In Illinois, when one party undertakes to find financing on behalf of another, a principal and agent relationship is created. An agent owes fiduciary duties to his principal as a matter of law.... It is undisputed that plaintiffs engaged the defendants to conduct mortgage brokerage services and a fiduciary duty was thereby created.

Id. at 827-28 (citing Allabastro v. Cummins, 90 Ill.App.3d 394, 413 N.E.2d 86, 87-88 (1st Dist.1980)).
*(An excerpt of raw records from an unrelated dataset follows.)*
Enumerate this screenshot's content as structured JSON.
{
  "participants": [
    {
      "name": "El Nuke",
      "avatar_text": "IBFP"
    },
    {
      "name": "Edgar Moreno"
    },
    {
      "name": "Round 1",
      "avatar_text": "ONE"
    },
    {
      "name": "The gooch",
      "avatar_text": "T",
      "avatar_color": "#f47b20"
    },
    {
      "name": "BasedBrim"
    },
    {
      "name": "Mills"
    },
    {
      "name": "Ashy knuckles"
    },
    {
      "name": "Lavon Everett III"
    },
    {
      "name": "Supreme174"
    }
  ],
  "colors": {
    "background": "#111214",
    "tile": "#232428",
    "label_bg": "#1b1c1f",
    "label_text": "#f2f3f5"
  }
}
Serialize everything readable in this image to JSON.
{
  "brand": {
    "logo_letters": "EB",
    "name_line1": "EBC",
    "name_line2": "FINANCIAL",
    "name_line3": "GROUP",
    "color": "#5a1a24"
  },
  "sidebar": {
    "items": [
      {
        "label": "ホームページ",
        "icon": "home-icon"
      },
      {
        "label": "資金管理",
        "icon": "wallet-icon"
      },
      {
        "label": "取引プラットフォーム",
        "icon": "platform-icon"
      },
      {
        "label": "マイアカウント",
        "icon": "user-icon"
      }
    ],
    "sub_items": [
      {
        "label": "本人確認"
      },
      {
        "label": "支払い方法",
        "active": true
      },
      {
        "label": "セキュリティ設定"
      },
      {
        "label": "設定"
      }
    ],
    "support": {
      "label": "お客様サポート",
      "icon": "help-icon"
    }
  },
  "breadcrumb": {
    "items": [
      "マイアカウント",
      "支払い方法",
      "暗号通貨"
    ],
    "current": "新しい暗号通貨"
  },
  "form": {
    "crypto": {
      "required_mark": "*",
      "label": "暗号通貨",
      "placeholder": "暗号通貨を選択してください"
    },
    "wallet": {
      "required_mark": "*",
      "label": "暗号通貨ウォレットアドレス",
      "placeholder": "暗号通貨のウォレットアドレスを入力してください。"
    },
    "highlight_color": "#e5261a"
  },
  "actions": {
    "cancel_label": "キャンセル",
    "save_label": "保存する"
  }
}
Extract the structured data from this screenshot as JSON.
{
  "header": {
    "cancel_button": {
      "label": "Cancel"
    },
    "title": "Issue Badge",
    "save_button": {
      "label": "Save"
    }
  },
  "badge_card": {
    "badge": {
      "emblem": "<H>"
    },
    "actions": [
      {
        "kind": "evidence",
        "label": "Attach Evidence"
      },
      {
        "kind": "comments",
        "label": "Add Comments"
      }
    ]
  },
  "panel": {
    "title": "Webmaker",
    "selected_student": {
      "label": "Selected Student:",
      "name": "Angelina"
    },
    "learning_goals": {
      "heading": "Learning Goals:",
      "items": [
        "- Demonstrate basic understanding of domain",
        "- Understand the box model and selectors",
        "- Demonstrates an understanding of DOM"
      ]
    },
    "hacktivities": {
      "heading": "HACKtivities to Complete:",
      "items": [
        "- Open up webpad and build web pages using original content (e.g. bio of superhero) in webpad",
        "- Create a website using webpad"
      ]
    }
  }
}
The Reeses' fiduciary duty claim meets the Rule 12(b)(6) standards. The Reeses allege that: (1) by undertaking a loan for the Reeses, Hammer Financial and Joseph Hammer became the Reeses' agents and mortgage brokers (see Compl. ¶ 12); (2) Hammer Financial and Joseph Hammer violated their fiduciary duty as the Reeses' agents and brokers by inducing and advising the Reeses to enter into the transaction when it was not in their financial interests to do so (id. ¶ 43); and (3) they were damaged by such breaches (id. ¶ 45). These allegations sufficiently set forth a breach of fiduciary duty claim.
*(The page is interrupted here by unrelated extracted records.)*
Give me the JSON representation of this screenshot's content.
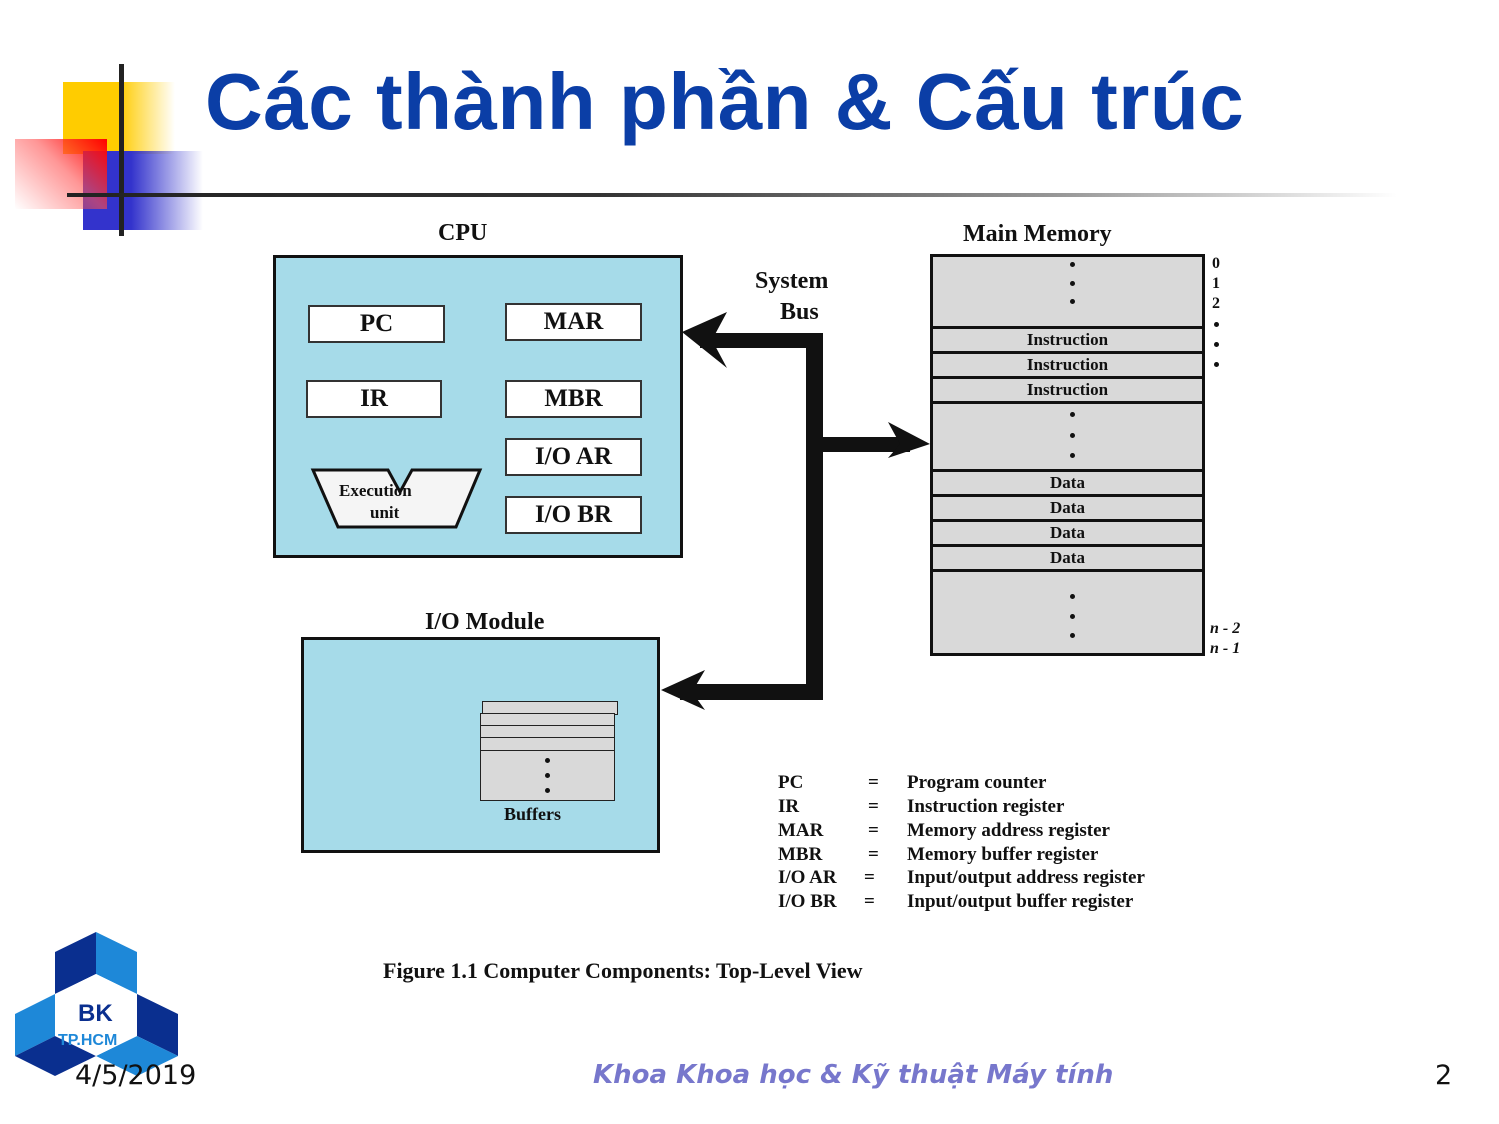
{
  "slide": {
    "title": "Các thành phần & Cấu trúc",
    "footer": {
      "date": "4/5/2019",
      "department": "Khoa Khoa học & Kỹ thuật Máy tính",
      "page_number": "2"
    },
    "logo": {
      "line1": "BK",
      "line2": "TP.HCM"
    },
    "colors": {
      "title": "#0b3ea6",
      "footer_text": "#7777cc",
      "module_fill": "#a6dbe9",
      "memory_fill": "#d9d9d9",
      "logo_dark": "#0a2f8f",
      "logo_light": "#1e88d8"
    }
  },
  "diagram": {
    "cpu": {
      "label": "CPU",
      "registers": [
        "PC",
        "MAR",
        "IR",
        "MBR",
        "I/O AR",
        "I/O BR"
      ],
      "execution_unit": {
        "line1": "Execution",
        "line2": "unit"
      }
    },
    "bus": {
      "line1": "System",
      "line2": "Bus"
    },
    "io_module": {
      "label": "I/O Module",
      "buffers_label": "Buffers"
    },
    "main_memory": {
      "label": "Main Memory",
      "rows": [
        "Instruction",
        "Instruction",
        "Instruction",
        "Data",
        "Data",
        "Data",
        "Data"
      ],
      "top_addresses": [
        "0",
        "1",
        "2"
      ],
      "bottom_addresses": [
        "n - 2",
        "n - 1"
      ]
    },
    "legend": [
      {
        "abbr": "PC",
        "eq": "=",
        "meaning": "Program counter"
      },
      {
        "abbr": "IR",
        "eq": "=",
        "meaning": "Instruction register"
      },
      {
        "abbr": "MAR",
        "eq": "=",
        "meaning": "Memory address register"
      },
      {
        "abbr": "MBR",
        "eq": "=",
        "meaning": "Memory buffer register"
      },
      {
        "abbr": "I/O AR",
        "eq": "=",
        "meaning": "Input/output address register"
      },
      {
        "abbr": "I/O BR",
        "eq": "=",
        "meaning": "Input/output buffer register"
      }
    ],
    "caption": "Figure 1.1  Computer Components: Top-Level View"
  }
}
*5 Joseph Hammer additionally contends that the claim for breach of fiduciary duty against him, individually, should be dismissed. Illinois grants corporate officers and directors a conditional privilege that protects them from personal liability for their decisions made on behalf of the corporation. See Stafford v. Puro, 63 F.3d 1436, 1442 (7th Cir.1995). Still, corporate officers are liable for torts if they "participated in the conduct giving rise to that liability." Itofca, Inc. v. Hallhake, 8 F.3d 1202, 1204 & n. 6 (7th Cir.1993) (quoting Prince v. Zazove, 959 F.2d 1395, 1401 (7th Cir.1992)).
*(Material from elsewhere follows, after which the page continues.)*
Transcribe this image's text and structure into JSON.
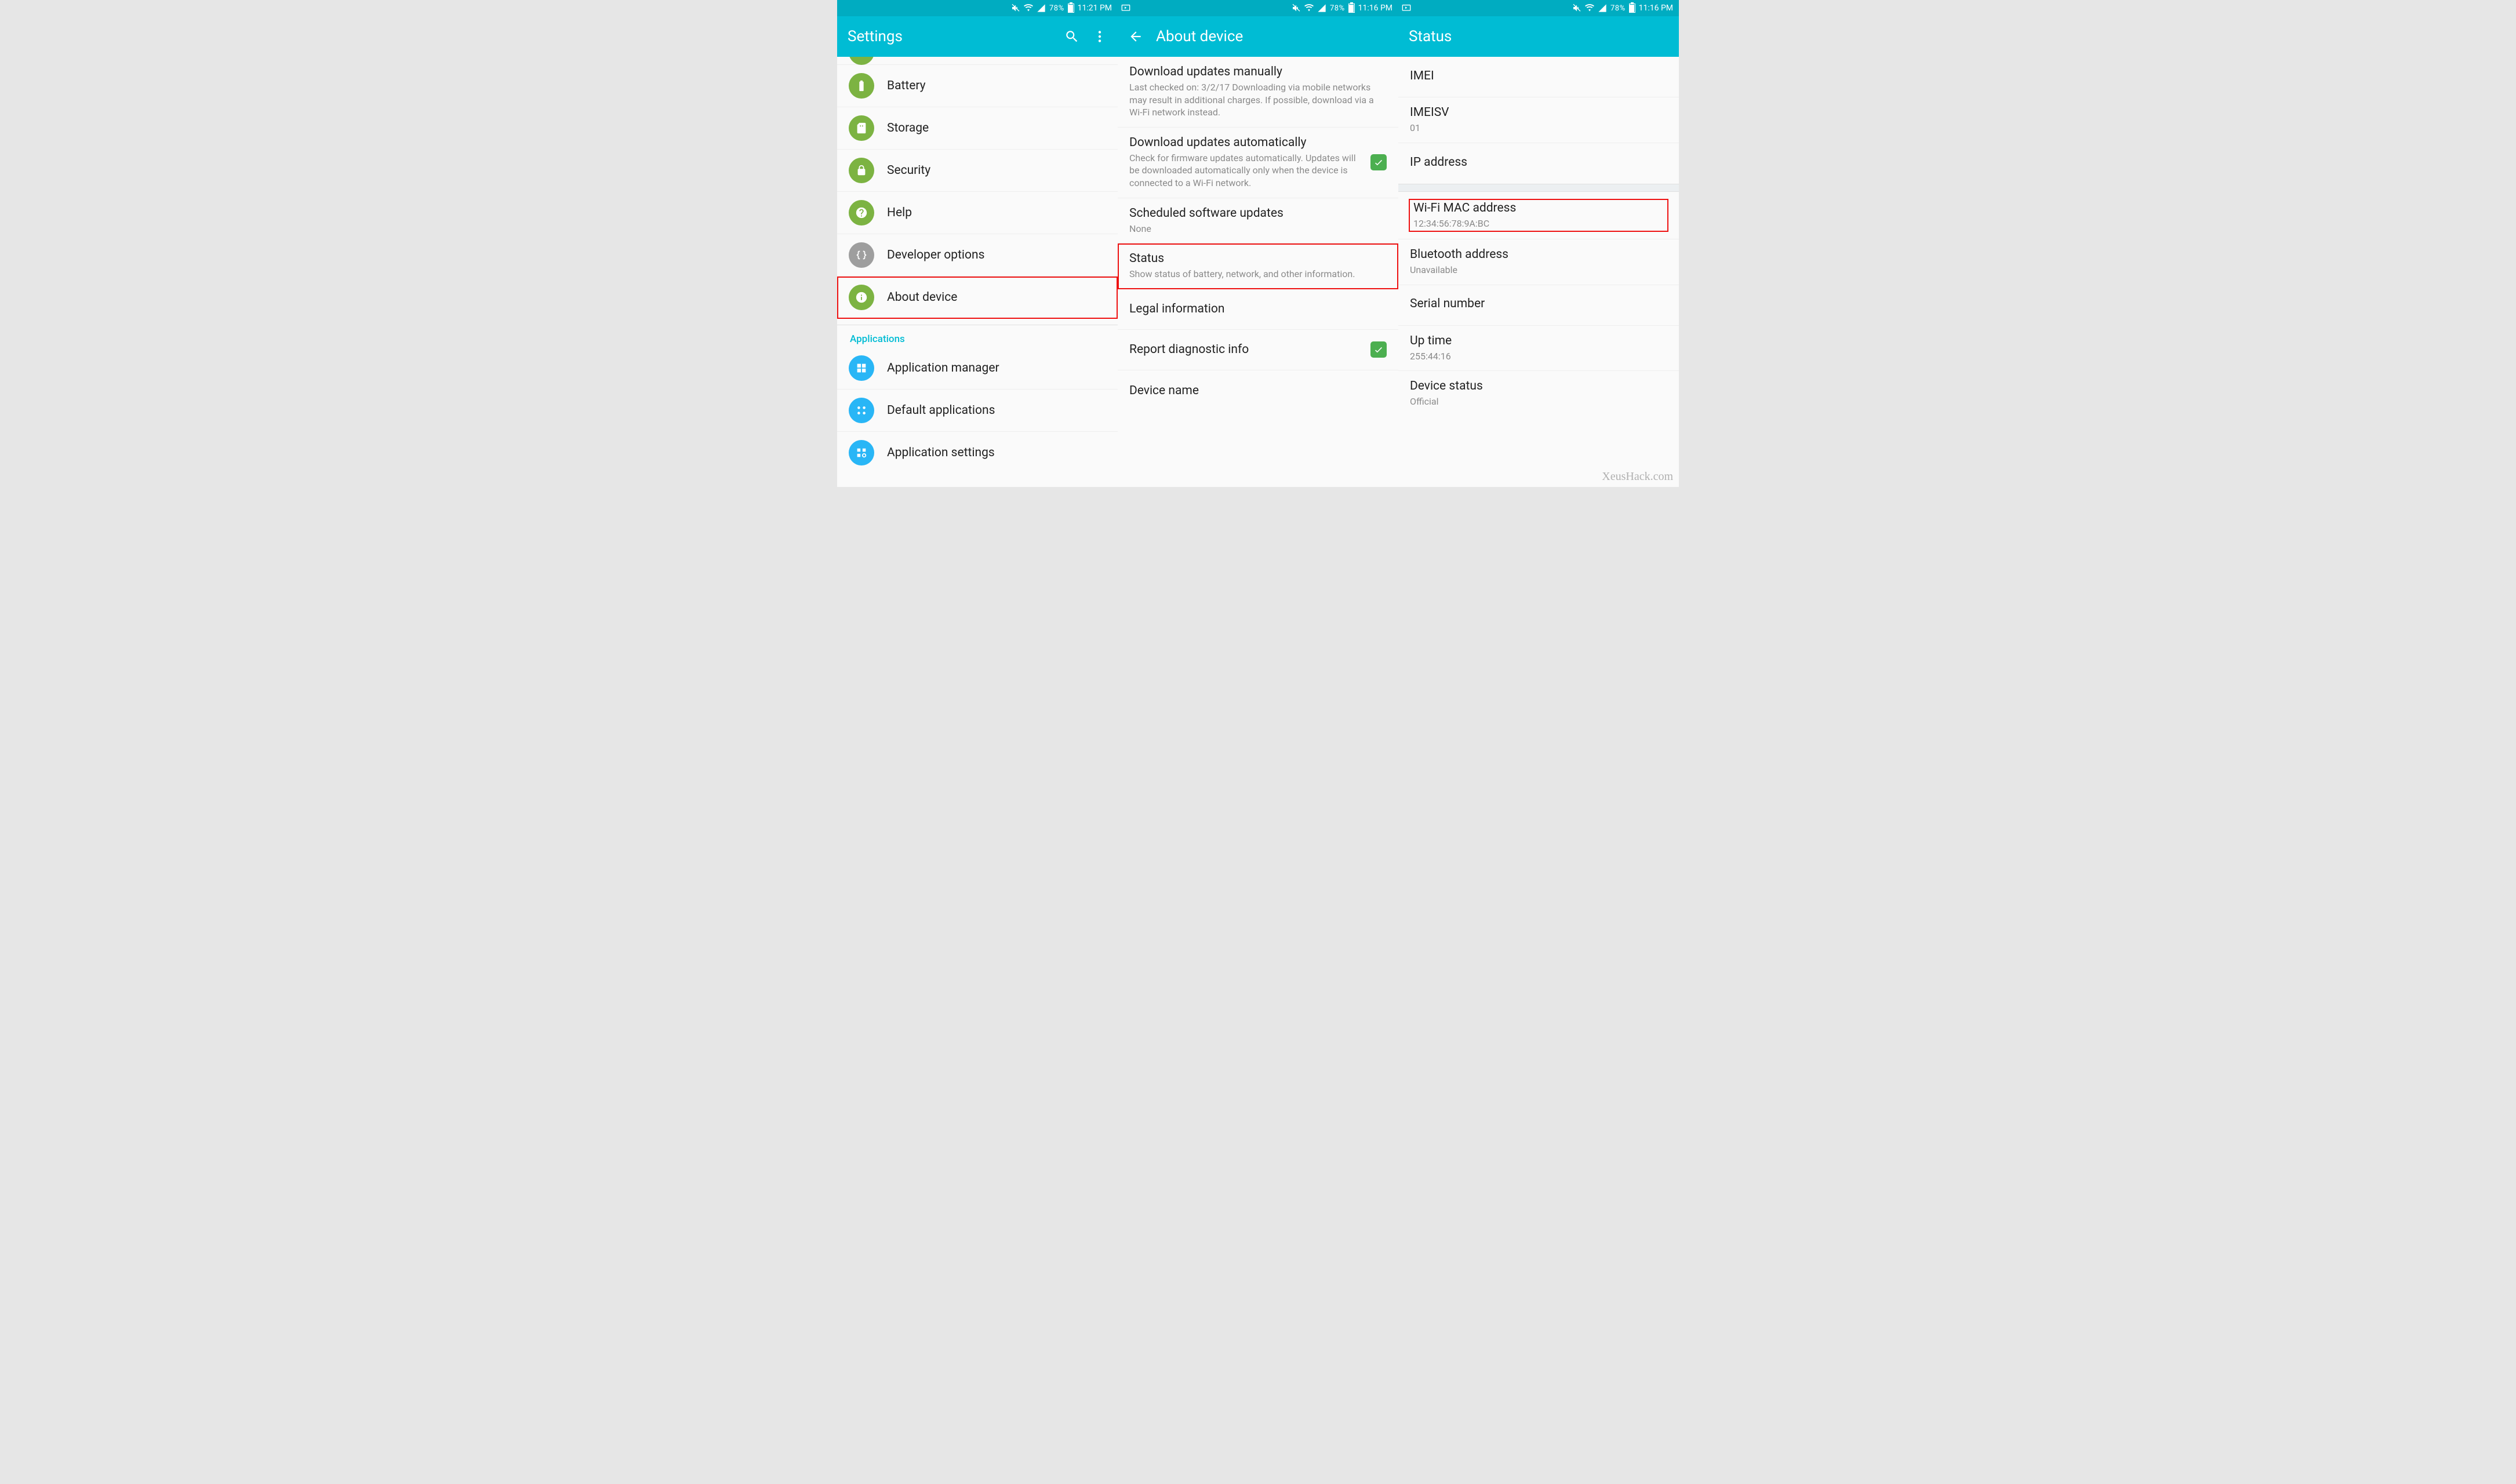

The Reeses have stated a valid claim against Joseph Hammer individually for breach of fiduciary duty. The Reeses allege that Joseph Hammer is the sole corporate officer of Hammer Financial and that all acts attributed to Hammer Financial were carried out by Joseph Hammer. (See Compl. ¶ 5.) The Reeses additionally allege that Joseph Hammer participated in arranging the loan which spawned fiduciary obligations. (Id. ¶ ¶ 12, 43.) In short, because the Reeses allege that Joseph Hammer was a corporate officer who participated in the conduct giving rise to a breach of fiduciary duty, his motion to dismiss is denied.

IV. Consumer Fraud Claim (Count III)

In Count III of their Complaint, the Reeses allege that Defendants engaged in unfair or deceptive acts and practices in violation of § 2 of ICFA. In order to state a claim under the ICFA, a plaintiff must allege: (1) a deceptive act or practice, (2) an intent by the defendant that the plaintiff rely on the deception, and (3) that the deception occurred in the course of conduct involving a trade or commerce. See Thacker v. Menard, Inc., 105 F.3d 382, 386 (7th Cir.1997). In the motion to dismiss, Hammer Financial and Joseph Hammer assert that they have not engaged in any deceptive act or practice, reiterating the arguments discussed above. This Court has rejected those arguments and finds that the Reeses have adequately plead deceptive acts or practices under ICFA. The motion to dismiss the ICFA count is therefore denied. [FN5]

 

FN5. As he did with respect to the breach of fiduciary duty claim against him individually, Joseph Hammer argues that the ICFA claim against him personally should be dismissed. ICFA clearly provides that "any person" may be sued under its provisions, including "any agent, employee, salesman, partner, officer, director, member, [or] stockholder" of a corporation that is also being sued. 815 ILCS § 505/1, 10(a). In addition, many cases have permitted officers to be named as individual defendants under ICFA, where they were personally involved in the activities which gave rise to the cause of action. See Garcia v. Overland Bond & Inv. Co., 282 Ill.App.3d 486, 496, 668 N.E.2d 199, 206 (1st Dist.1996); People ex rel. Hartigan v. All Am. Aluminum & Constr. Co., 171 Ill.App.3d 27, 35, 524 N.E.2d 1067, 1072 (1st Dist.1988). As explained supra at pp. 12-13, the Reeses have sufficiently plead that Joseph Hammer participated in the alleged deceptive acts or practices giving rise to the ICFA claim. For this reason, Joseph Hammer's motion to dismiss the ICFA claim against him individually is likewise denied.

 

CONCLUSION

For the reasons stated above, Hammer Financial and Joseph Hammer's motion to dismiss is denied. Hammer Financial's motion to strike the Reeses' claim for attorney's fees in Count II is granted.